Bahia Hariri : Une politique isolationniste ne peut bâtir une patrie

Dans un discours prononcé à la mosquée Mohammad al-Amine, la députée Bahia Hariri a marqué la date anniversaire de l'assassinat de son frère et ancien Premier ministre Rafic Hariri par un ton apaisant mais ferme, appelant à la retenue et à la patience, « car personne ne peut passer outre le résultat des urnes ».

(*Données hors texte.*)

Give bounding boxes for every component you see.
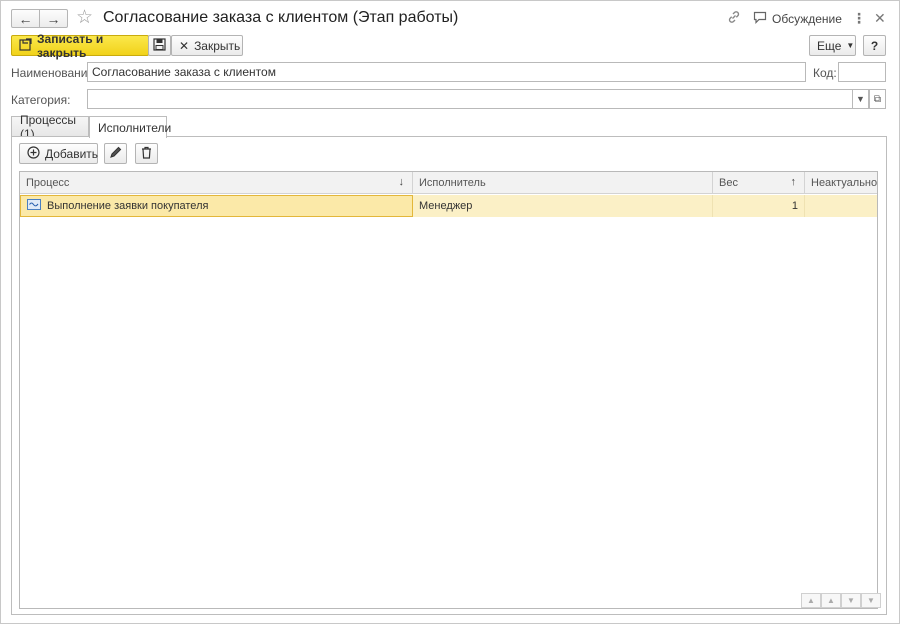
- name-field[interactable]: Согласование заказа с клиентом: [87, 62, 806, 82]
- chevron-up-icon: ▲: [827, 596, 835, 605]
- back-button[interactable]: ←: [11, 9, 40, 28]
- cell-weight[interactable]: 1: [713, 195, 805, 217]
- scroll-last-button[interactable]: ▼: [861, 593, 881, 608]
- trash-icon: [140, 146, 153, 162]
- floppy-icon: [153, 37, 166, 54]
- category-open-button[interactable]: ⧉: [869, 89, 886, 109]
- speech-bubble-icon: [753, 11, 767, 27]
- sort-desc-icon: ↓: [398, 176, 405, 188]
- forward-button[interactable]: →: [39, 9, 68, 28]
- save-button[interactable]: [148, 35, 171, 56]
- close-icon[interactable]: ✕: [874, 10, 886, 27]
- add-label: Добавить: [45, 146, 99, 161]
- column-header-executor[interactable]: Исполнитель: [413, 172, 713, 194]
- sort-asc-icon: ↑: [790, 176, 797, 188]
- table-row[interactable]: Выполнение заявки покупателя Менеджер 1: [20, 195, 877, 217]
- link-icon[interactable]: [727, 10, 741, 27]
- close-button[interactable]: ✕ Закрыть: [171, 35, 243, 56]
- column-header-label: Вес: [719, 177, 738, 189]
- scroll-first-button[interactable]: ▲: [801, 593, 821, 608]
- open-form-icon: ⧉: [873, 93, 882, 105]
- column-header-inactive[interactable]: Неактуально: [805, 172, 877, 194]
- code-label: Код:: [813, 66, 837, 80]
- add-button[interactable]: Добавить: [19, 143, 98, 164]
- column-header-process[interactable]: Процесс ↓: [20, 172, 413, 194]
- save-and-close-button[interactable]: Записать и закрыть: [11, 32, 149, 60]
- page-title: Согласование заказа с клиентом (Этап раб…: [103, 9, 459, 26]
- column-header-label: Неактуально: [811, 177, 878, 189]
- star-icon[interactable]: ☆: [76, 6, 93, 29]
- chevron-down-icon: ▼: [846, 41, 855, 50]
- column-header-weight[interactable]: Вес ↑: [713, 172, 805, 194]
- scroll-up-button[interactable]: ▲: [821, 593, 841, 608]
- save-and-close-label: Записать и закрыть: [37, 31, 104, 60]
- table-header: Процесс ↓ Исполнитель Вес ↑ Неактуально: [20, 172, 877, 194]
- cell-inactive[interactable]: [805, 195, 877, 217]
- category-field[interactable]: [87, 89, 853, 109]
- cell-executor[interactable]: Менеджер: [413, 195, 713, 217]
- arrow-left-icon: ←: [18, 10, 33, 27]
- scroll-down-button[interactable]: ▼: [841, 593, 861, 608]
- name-label: Наименование:: [11, 66, 98, 80]
- title-bar: ← → ☆ Согласование заказа с клиентом (Эт…: [1, 1, 899, 35]
- close-label: Закрыть: [194, 38, 241, 53]
- close-icon: ✕: [179, 38, 190, 53]
- help-label: ?: [870, 38, 879, 53]
- chevron-down-icon: ▼: [847, 596, 855, 605]
- edit-button[interactable]: [104, 143, 127, 164]
- process-icon: [27, 199, 41, 213]
- code-field[interactable]: [838, 62, 886, 82]
- tab-executors[interactable]: Исполнители: [89, 116, 171, 138]
- category-dropdown-button[interactable]: ▼: [852, 89, 869, 109]
- save-close-icon: [19, 37, 32, 54]
- cell-process-text: Выполнение заявки покупателя: [47, 200, 209, 212]
- tab-processes[interactable]: Процессы (1): [11, 113, 89, 141]
- pencil-icon: [109, 146, 122, 162]
- plus-circle-icon: [27, 145, 40, 162]
- tab-executors-label: Исполнители: [98, 120, 172, 135]
- delete-button[interactable]: [135, 143, 158, 164]
- arrow-right-icon: →: [46, 10, 61, 27]
- column-header-label: Процесс: [26, 177, 70, 189]
- last-page-icon: ▼: [867, 596, 875, 605]
- column-header-label: Исполнитель: [419, 177, 486, 189]
- dots-vertical-icon[interactable]: ⋮: [852, 10, 866, 27]
- category-label: Категория:: [11, 93, 71, 107]
- cell-process[interactable]: Выполнение заявки покупателя: [20, 195, 413, 217]
- chevron-down-icon: ▼: [856, 94, 865, 104]
- discuss-label: Обсуждение: [772, 12, 842, 26]
- more-button[interactable]: Еще ▼: [809, 35, 856, 56]
- form-window: ← → ☆ Согласование заказа с клиентом (Эт…: [0, 0, 900, 624]
- more-label: Еще: [817, 38, 842, 53]
- first-page-icon: ▲: [807, 596, 815, 605]
- executors-table[interactable]: Процесс ↓ Исполнитель Вес ↑ Неактуально …: [19, 171, 878, 609]
- help-button[interactable]: ?: [863, 35, 886, 56]
- discuss-button[interactable]: Обсуждение: [753, 11, 842, 27]
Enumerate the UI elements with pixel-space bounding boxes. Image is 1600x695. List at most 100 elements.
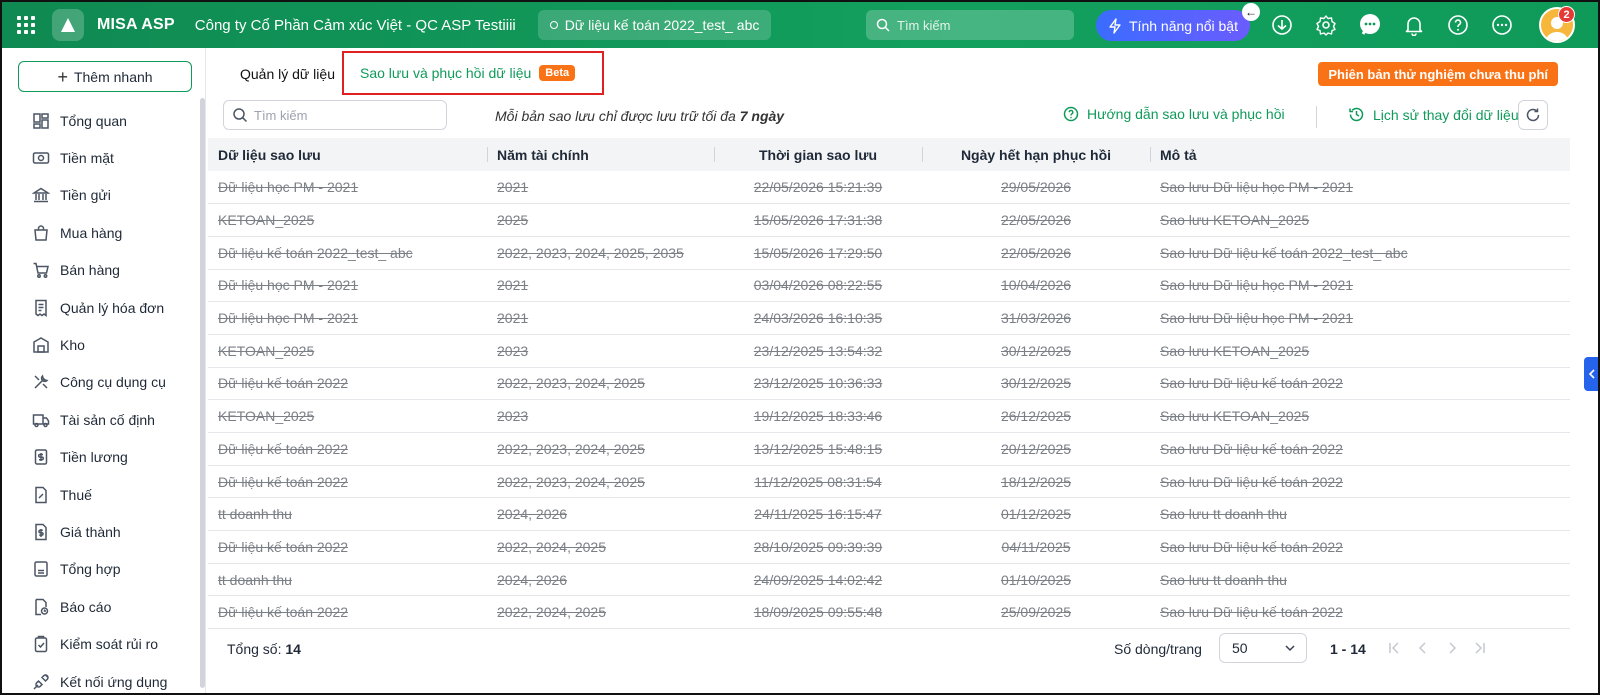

De très nombreuses délégations populaires se sont succédé au domicile de Bahia Hariri à Majdelyoun, où elle continuera de recevoir les hommages à la mémoire de Rafic Hariri jusqu’au 14 février. Photo Ibrahim Tawil

Pour la députée Bahia Hariri - qui a prononcé hier un discours à l'occasion de la date anniversaire de l'assassinat de son frère, l'ancien Premier ministre Rafic Hariri -, « la présidence du Conseil n'est la propriété de personne, elle n'est pas héréditaire et ne peut que refléter la volonté des citoyens ».
« Nous avons tenté de ne pas permettre à ce crime de nous entraîner vers la haine. Nous, au sein du 14 Mars, nous avons tenu un discours qui a réellement reflété notre nature profonde. Notre discours a été une leçon de patriotisme et de paix civile. Nous avons préservé le Liban avec notre cœur, nous sommes restés rattachés à notre arabité qui n'est autre que notre identité naturelle et historique », a indiqué la députée.
« Les années ont été difficiles et les obstacles nombreux. Mais nous avons toujours trouvé des moyens qui nous ont permis de les dépasser et de recréer la solidarité et le partenariat national. Les Libanais ont voté avec détermination en 2005 et 2009, dans le respect de la démocratie et en toute responsabilité (...) À chaque fois, nous avons respecté le résultat du scrutin et fait primer l'intérêt national et le partenariat parce que nous ne pensons pas qu'une politique isolationniste est susceptible de bâtir une patrie. Ce type de politique ne mène nulle part, pour ne pas dire qu'il mène à l'effondrement du pays », a expliqué Mme Hariri qui a ajouté qu'il convient de « respecter le mandat donné par les électeurs » aux responsables. Elle a d'autre part appelé tous les Libanais qui se sentent « lésés, isolés ou mis à l'écart, à prendre patience car aucune force ne peut ignorer les bulletins de vote ». « Il n'y a qu'à travailler » et laisser aux responsables le soin de gérer correctement la situation, « parce que nous avons payé cher le prix de cette paix civile et de cette authentique démocratie ».
La députée a d'autre part ajouté qu'elle a décidé de s'adresser « à tout le monde pour que tout le monde sache ce que Rafic Hariri a donné durant sa vie à ses parents, son pays et ses ennemis (...) Le sang de Rafic Hariri n'est pas un pont vers le pouvoir ou une fonction parce que ce sang est la propriété des jeunes qui se sont révoltés contre ce crime, contre l'oppression et le mépris (...) et qui ont voulu préserver la paix et la stabilité au Liban ». Et de marteler : « Le martyre de Rafic Hariri ne servira que de passerelle vers une vie meilleure, un État juste capable de rassembler tous ses citoyens, l'État des institutions. »
Après avoir renouvelé sa confiance dans le président de la République, elle a fait part de sa conviction que Michel Sleiman ne permettra pas « l'effondrement de l'union nationale ni un déséquilibre national ».
Bahia Hariri en a également appelé, depuis la mosquée al-Amine, au patriarche maronite le cardinal Nasrallah Sfeir pour qu'il célèbre une messe dimanche prochain pour la paix au Liban. Elle a également demandé aux citoyens de réciter la prière des absents vendredi prochain en mémoire de Rafic Hariri.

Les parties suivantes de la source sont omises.